US Election: Where things stand at this hour

US Election: Where things stand at this hour. By William Jacobson.

Democrats organized for a mail-in election, Republicans didn’t. Republicans were out-organized, out-hustled, and out-lawyered.

Back to Wisconsin. … The court voted 4-3 … to deny Trump’s challenge to clearly defined categories of votes that allegedly were cast in violation of Wisconsin law based on misguidance by the Wisconsin election commission. The majority never analyzed the merits for most of the claims, it declared that it was too late, “laches” just like the Pennsylvania Supreme Court.

I raise this issue because Wisconsin was the clearest case of one judicial problem Trump faced. The remedy was too much for any court to grant. As I cautioned many times, no court was going to disallow thousands (and in some cases millions, such as PA) of votes which technically may have been unlawful, but were cast by people who thought they were voting lawfully and who were following the procedures of election authorities. …

Technical arguments, while possibly legally correct, were not going to, and did not, persuade a majority of any appellate court to grant the relief sought. …

A big part of the problem was the truncated electoral college timetable. … Trial court judges expected Trump or his proxies to come into court with conclusive evidence of fraud at the get-go, while eschewing the normal documentary and testimonial discovery process that would take months or years.
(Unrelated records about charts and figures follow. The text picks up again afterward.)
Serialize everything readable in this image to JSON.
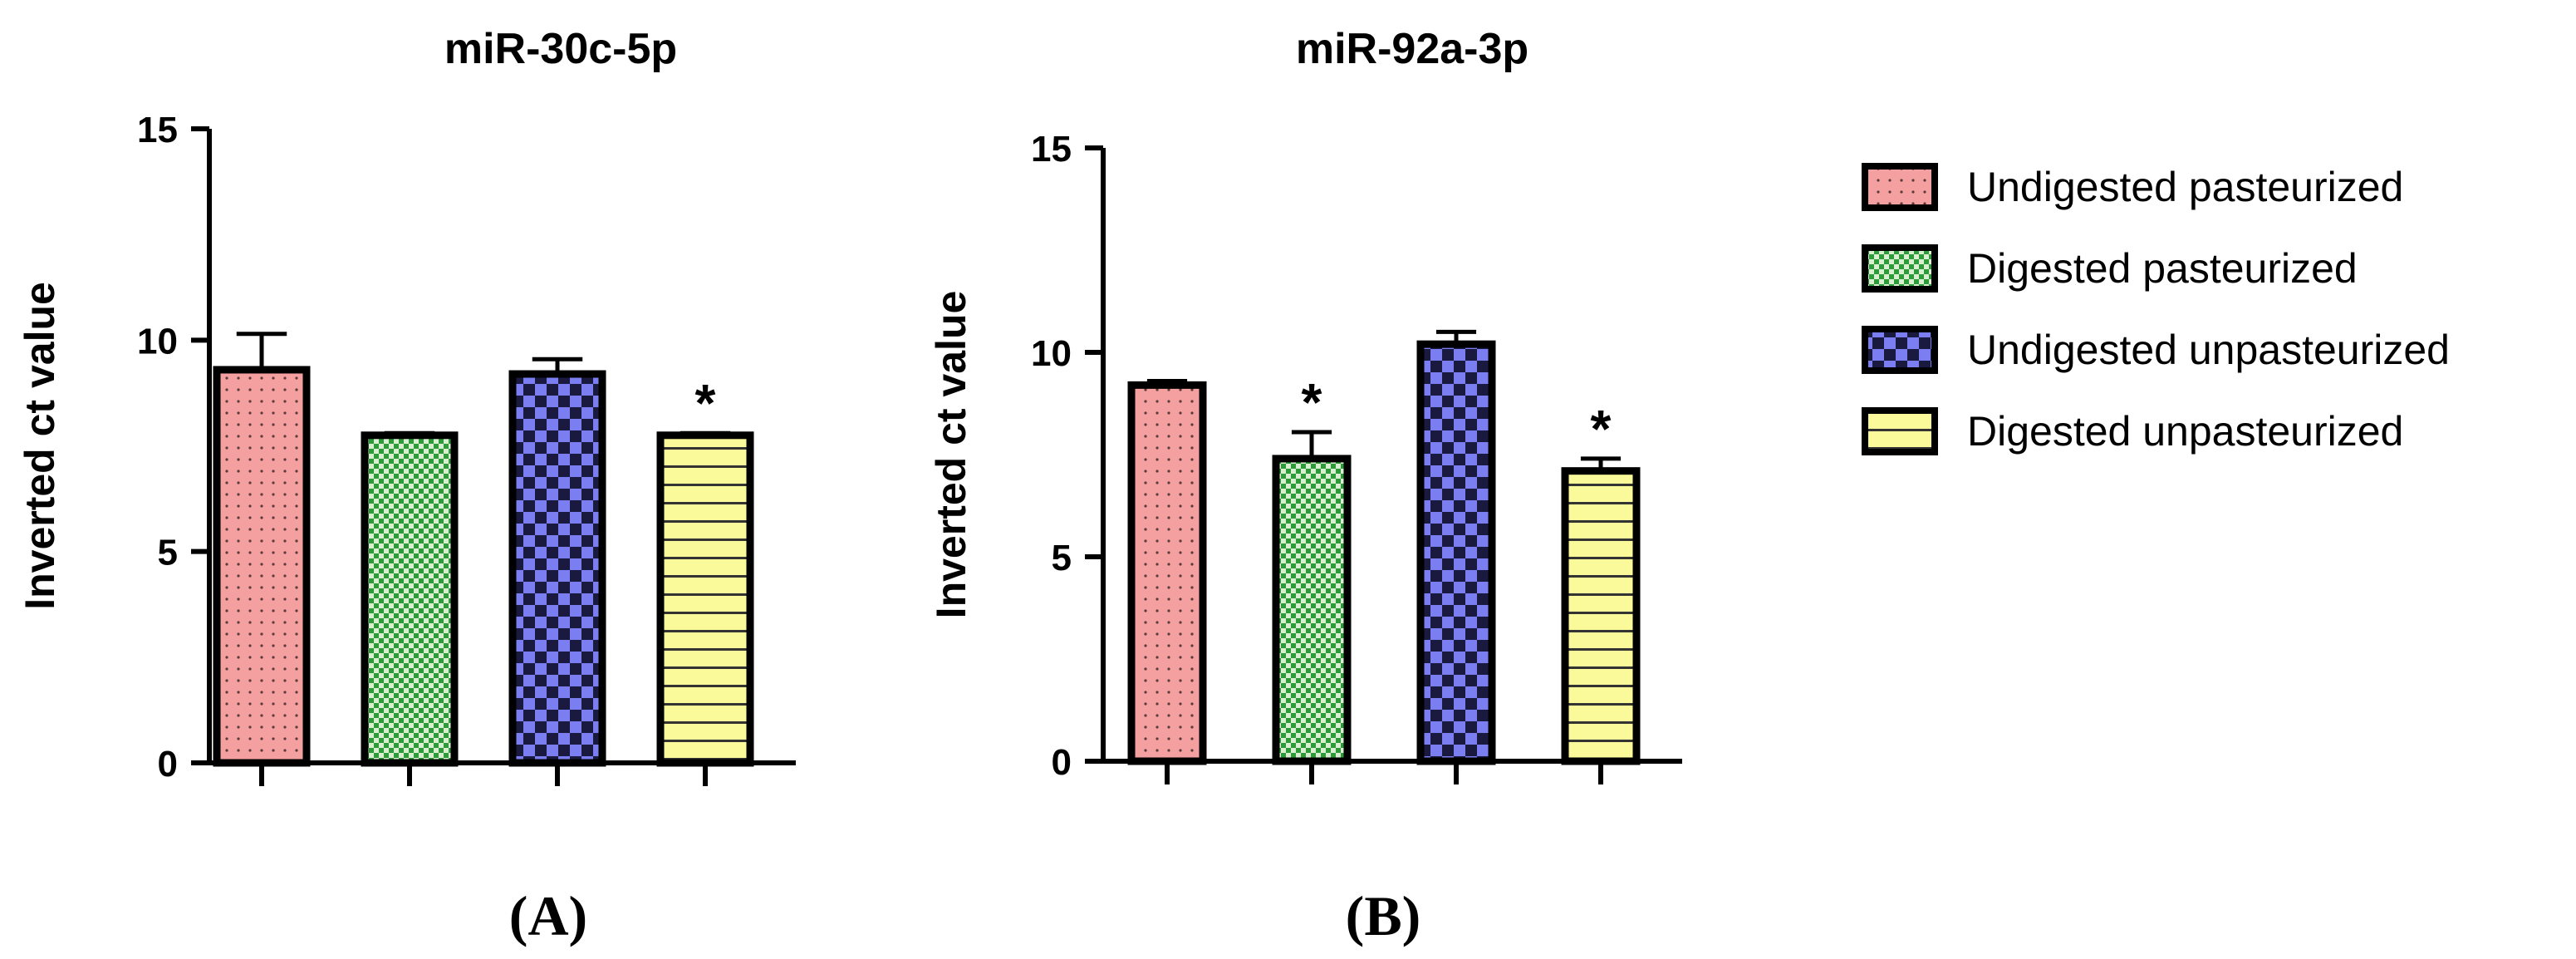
{
  "colors": {
    "undigested_pasteurized": "#f4a0a0",
    "digested_pasteurized": "#5fbf60",
    "undigested_unpasteurized": "#7b7ef0",
    "digested_unpasteurized": "#fafa9a",
    "axis": "#000000"
  },
  "legend": {
    "position": "right",
    "items": [
      {
        "key": "undigested_pasteurized",
        "label": "Undigested pasteurized",
        "pattern": "dots"
      },
      {
        "key": "digested_pasteurized",
        "label": "Digested pasteurized",
        "pattern": "fine-checker"
      },
      {
        "key": "undigested_unpasteurized",
        "label": "Undigested unpasteurized",
        "pattern": "checker"
      },
      {
        "key": "digested_unpasteurized",
        "label": "Digested unpasteurized",
        "pattern": "horizontal-lines"
      }
    ]
  },
  "chart_data": [
    {
      "type": "bar",
      "panel": "(A)",
      "title": "miR-30c-5p",
      "ylabel": "Inverted ct value",
      "xlabel": "",
      "ylim": [
        0,
        15
      ],
      "yticks": [
        0,
        5,
        10,
        15
      ],
      "categories": [
        "Undigested pasteurized",
        "Digested pasteurized",
        "Undigested unpasteurized",
        "Digested unpasteurized"
      ],
      "values": [
        9.3,
        7.75,
        9.2,
        7.75
      ],
      "errors": [
        0.85,
        0.05,
        0.35,
        0.05
      ],
      "significance": [
        "",
        "",
        "",
        "*"
      ]
    },
    {
      "type": "bar",
      "panel": "(B)",
      "title": "miR-92a-3p",
      "ylabel": "Inverted ct value",
      "xlabel": "",
      "ylim": [
        0,
        15
      ],
      "yticks": [
        0,
        5,
        10,
        15
      ],
      "categories": [
        "Undigested pasteurized",
        "Digested pasteurized",
        "Undigested unpasteurized",
        "Digested unpasteurized"
      ],
      "values": [
        9.2,
        7.4,
        10.2,
        7.1
      ],
      "errors": [
        0.1,
        0.65,
        0.3,
        0.3
      ],
      "significance": [
        "",
        "*",
        "",
        "*"
      ]
    }
  ]
}
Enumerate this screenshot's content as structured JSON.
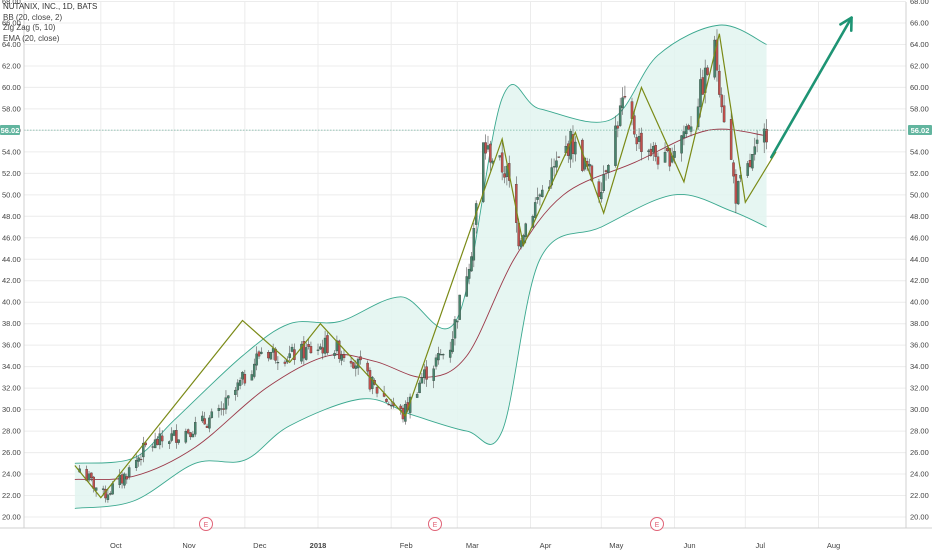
{
  "legend": {
    "symbol": "NUTANIX, INC., 1D, BATS",
    "bb": "BB (20, close, 2)",
    "zigzag": "Zig Zag (5, 10)",
    "ema": "EMA (20, close)"
  },
  "price_badge": "56.02",
  "chart_data": {
    "type": "candlestick",
    "title": "NUTANIX, INC., 1D, BATS",
    "ylim": [
      19.5,
      68
    ],
    "y_ticks": [
      "20.00",
      "22.00",
      "24.00",
      "26.00",
      "28.00",
      "30.00",
      "32.00",
      "34.00",
      "36.00",
      "38.00",
      "40.00",
      "42.00",
      "44.00",
      "46.00",
      "48.00",
      "50.00",
      "52.00",
      "54.00",
      "56.00",
      "58.00",
      "60.00",
      "62.00",
      "64.00",
      "66.00",
      "68.00"
    ],
    "x_ticks": [
      "Oct",
      "Nov",
      "Dec",
      "2018",
      "Feb",
      "Mar",
      "Apr",
      "May",
      "Jun",
      "Jul",
      "Aug"
    ],
    "last_price": 56.02,
    "earnings_markers": [
      "E",
      "E",
      "E"
    ],
    "close_path": [
      {
        "date": "2017-09-22",
        "close": 24.5
      },
      {
        "date": "2017-10-02",
        "close": 22.0
      },
      {
        "date": "2017-10-10",
        "close": 23.5
      },
      {
        "date": "2017-10-20",
        "close": 26.5
      },
      {
        "date": "2017-11-06",
        "close": 28.0
      },
      {
        "date": "2017-11-20",
        "close": 29.5
      },
      {
        "date": "2017-12-01",
        "close": 33.0
      },
      {
        "date": "2017-12-08",
        "close": 35.5
      },
      {
        "date": "2017-12-20",
        "close": 35.0
      },
      {
        "date": "2018-01-05",
        "close": 36.0
      },
      {
        "date": "2018-01-15",
        "close": 35.0
      },
      {
        "date": "2018-01-25",
        "close": 32.0
      },
      {
        "date": "2018-02-06",
        "close": 29.5
      },
      {
        "date": "2018-02-14",
        "close": 33.0
      },
      {
        "date": "2018-02-26",
        "close": 36.0
      },
      {
        "date": "2018-03-07",
        "close": 45.0
      },
      {
        "date": "2018-03-12",
        "close": 54.5
      },
      {
        "date": "2018-03-22",
        "close": 52.0
      },
      {
        "date": "2018-03-27",
        "close": 46.0
      },
      {
        "date": "2018-04-05",
        "close": 50.0
      },
      {
        "date": "2018-04-18",
        "close": 55.0
      },
      {
        "date": "2018-04-30",
        "close": 50.5
      },
      {
        "date": "2018-05-10",
        "close": 58.5
      },
      {
        "date": "2018-05-17",
        "close": 55.0
      },
      {
        "date": "2018-05-28",
        "close": 53.0
      },
      {
        "date": "2018-06-08",
        "close": 57.0
      },
      {
        "date": "2018-06-18",
        "close": 63.5
      },
      {
        "date": "2018-06-27",
        "close": 50.0
      },
      {
        "date": "2018-07-10",
        "close": 56.0
      }
    ],
    "zigzag": [
      {
        "date": "2017-09-20",
        "value": 24.8
      },
      {
        "date": "2017-10-01",
        "value": 21.8
      },
      {
        "date": "2017-11-30",
        "value": 38.3
      },
      {
        "date": "2017-12-20",
        "value": 34.4
      },
      {
        "date": "2018-01-02",
        "value": 38.0
      },
      {
        "date": "2018-02-07",
        "value": 29.4
      },
      {
        "date": "2018-03-20",
        "value": 55.2
      },
      {
        "date": "2018-03-29",
        "value": 45.3
      },
      {
        "date": "2018-04-20",
        "value": 55.8
      },
      {
        "date": "2018-05-02",
        "value": 48.3
      },
      {
        "date": "2018-05-18",
        "value": 60.0
      },
      {
        "date": "2018-06-05",
        "value": 51.2
      },
      {
        "date": "2018-06-20",
        "value": 65.0
      },
      {
        "date": "2018-07-01",
        "value": 49.3
      },
      {
        "date": "2018-07-14",
        "value": 54.0
      }
    ],
    "bb_upper": [
      {
        "date": "2017-09-20",
        "value": 25.0
      },
      {
        "date": "2017-10-15",
        "value": 25.5
      },
      {
        "date": "2017-11-01",
        "value": 29.0
      },
      {
        "date": "2017-11-30",
        "value": 35.0
      },
      {
        "date": "2017-12-20",
        "value": 38.0
      },
      {
        "date": "2018-01-10",
        "value": 38.2
      },
      {
        "date": "2018-02-05",
        "value": 40.5
      },
      {
        "date": "2018-03-01",
        "value": 38.5
      },
      {
        "date": "2018-03-20",
        "value": 59.0
      },
      {
        "date": "2018-04-05",
        "value": 58.0
      },
      {
        "date": "2018-05-05",
        "value": 57.0
      },
      {
        "date": "2018-05-25",
        "value": 63.0
      },
      {
        "date": "2018-06-20",
        "value": 65.8
      },
      {
        "date": "2018-07-10",
        "value": 64.0
      }
    ],
    "bb_lower": [
      {
        "date": "2017-09-20",
        "value": 20.8
      },
      {
        "date": "2017-10-15",
        "value": 21.5
      },
      {
        "date": "2017-11-10",
        "value": 25.0
      },
      {
        "date": "2017-12-01",
        "value": 25.3
      },
      {
        "date": "2017-12-20",
        "value": 28.5
      },
      {
        "date": "2018-01-20",
        "value": 31.0
      },
      {
        "date": "2018-02-10",
        "value": 29.5
      },
      {
        "date": "2018-03-05",
        "value": 28.0
      },
      {
        "date": "2018-03-20",
        "value": 28.0
      },
      {
        "date": "2018-04-05",
        "value": 44.0
      },
      {
        "date": "2018-05-01",
        "value": 47.0
      },
      {
        "date": "2018-06-01",
        "value": 50.0
      },
      {
        "date": "2018-06-25",
        "value": 48.5
      },
      {
        "date": "2018-07-10",
        "value": 47.0
      }
    ],
    "ema20": [
      {
        "date": "2017-09-20",
        "value": 23.5
      },
      {
        "date": "2017-10-15",
        "value": 23.8
      },
      {
        "date": "2017-11-10",
        "value": 26.5
      },
      {
        "date": "2017-12-10",
        "value": 32.0
      },
      {
        "date": "2018-01-05",
        "value": 35.0
      },
      {
        "date": "2018-01-25",
        "value": 34.5
      },
      {
        "date": "2018-02-15",
        "value": 33.0
      },
      {
        "date": "2018-03-05",
        "value": 35.0
      },
      {
        "date": "2018-03-25",
        "value": 44.0
      },
      {
        "date": "2018-04-15",
        "value": 50.0
      },
      {
        "date": "2018-05-15",
        "value": 53.0
      },
      {
        "date": "2018-06-15",
        "value": 56.0
      },
      {
        "date": "2018-07-10",
        "value": 55.5
      }
    ],
    "forecast_arrow": {
      "from": {
        "date": "2018-07-12",
        "value": 53.5
      },
      "to": {
        "date": "2018-08-15",
        "value": 66.5
      }
    }
  },
  "colors": {
    "up": "#48856d",
    "down": "#c0504d",
    "zigzag": "#7a8a16",
    "bb": "#3aa88f",
    "bb_fill": "#e2f4f0",
    "ema": "#9c3a4a",
    "arrow": "#1e9474",
    "grid": "#ececec",
    "earnings": "#e06377",
    "badge": "#62b59f"
  }
}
I think it’s fair to say Trump never got his evidentiary day in court because of this truncated process, but it’s also fair to say that the law requires that election disputes — particularly presidential disputes — be resolved quickly and that only definitive proof of fraud affecting the result gets you past go. …

As to the Supreme Court, the unanimous decision was to deny Texas any relief (7 Justices voted against even allowing the filing, Alito and Thomas would have allowed the filing but denied relief). Alito and Thomas are the two most consistent constitutional conservatives on the court, if they say Texas had no legal case, then it’s hard to argue against.

All that said, I don’t blame people for fighting these legal fights. I said all along, and stand by it, that we should let the legal cases play themselves out. There is a strong sense that something went very wrong here; tens of millions of people have that sense. I certainly do.

Alternative electors?

Today electors appointed by states around the country cast their votes for Biden-Harris in an amount enough to elect them. I’ve looked at two Congressional Research Service Reports, one from 2020 and one from 2016, explaining the process for counting and contesting electors at a Joint Session of Congress.

The bottom line is that even if you think contesting electors at a Joint Session of Congress is a good thing, it’s not going to happen here because both chambers would have to concur. There is zero chance the Democrat-controlled House would vote to disallow Biden-Harris electors.

So the nomination of alternative electors, and the vow to contest the electors on January 6, is a dead end.

In summary, all the legal cases against the vote fraud failed legally because:

  1. You cannot prove that the fraud assisted Biden, or by how much. Once the fraudulent votes were mixed in with the legal votes, they couldn’t be unscrambled.
  2. The remedies requested are too much. They would require cancelling the votes of many people who voted as the election authorities directed. The Republican Party should have contested the unconstitutional voting arrangements before the election. (That party’s reputation as stupid is well deserved. The left are evil, but not stupid.)

They failed politically because the judges were afraid of the consequences of crossing the left:

  1. The left would riot, as this year’s political violence shows. The right probably won’t riot, so for the sake of peace the judges have sided with the left.
  2. The friends and peers of the judges are from the upper and middle classes, who are now solidly Democrat. Cue the social hate and ostracism if the judges act against the left.
  3. The media and big tech would trash their reputations and make life miserable for any judges who did not accede to the left.

It’s a great idea to choose the President based on which side will riot the most. That’s the way all the most successful countries are run. (Irony alert.)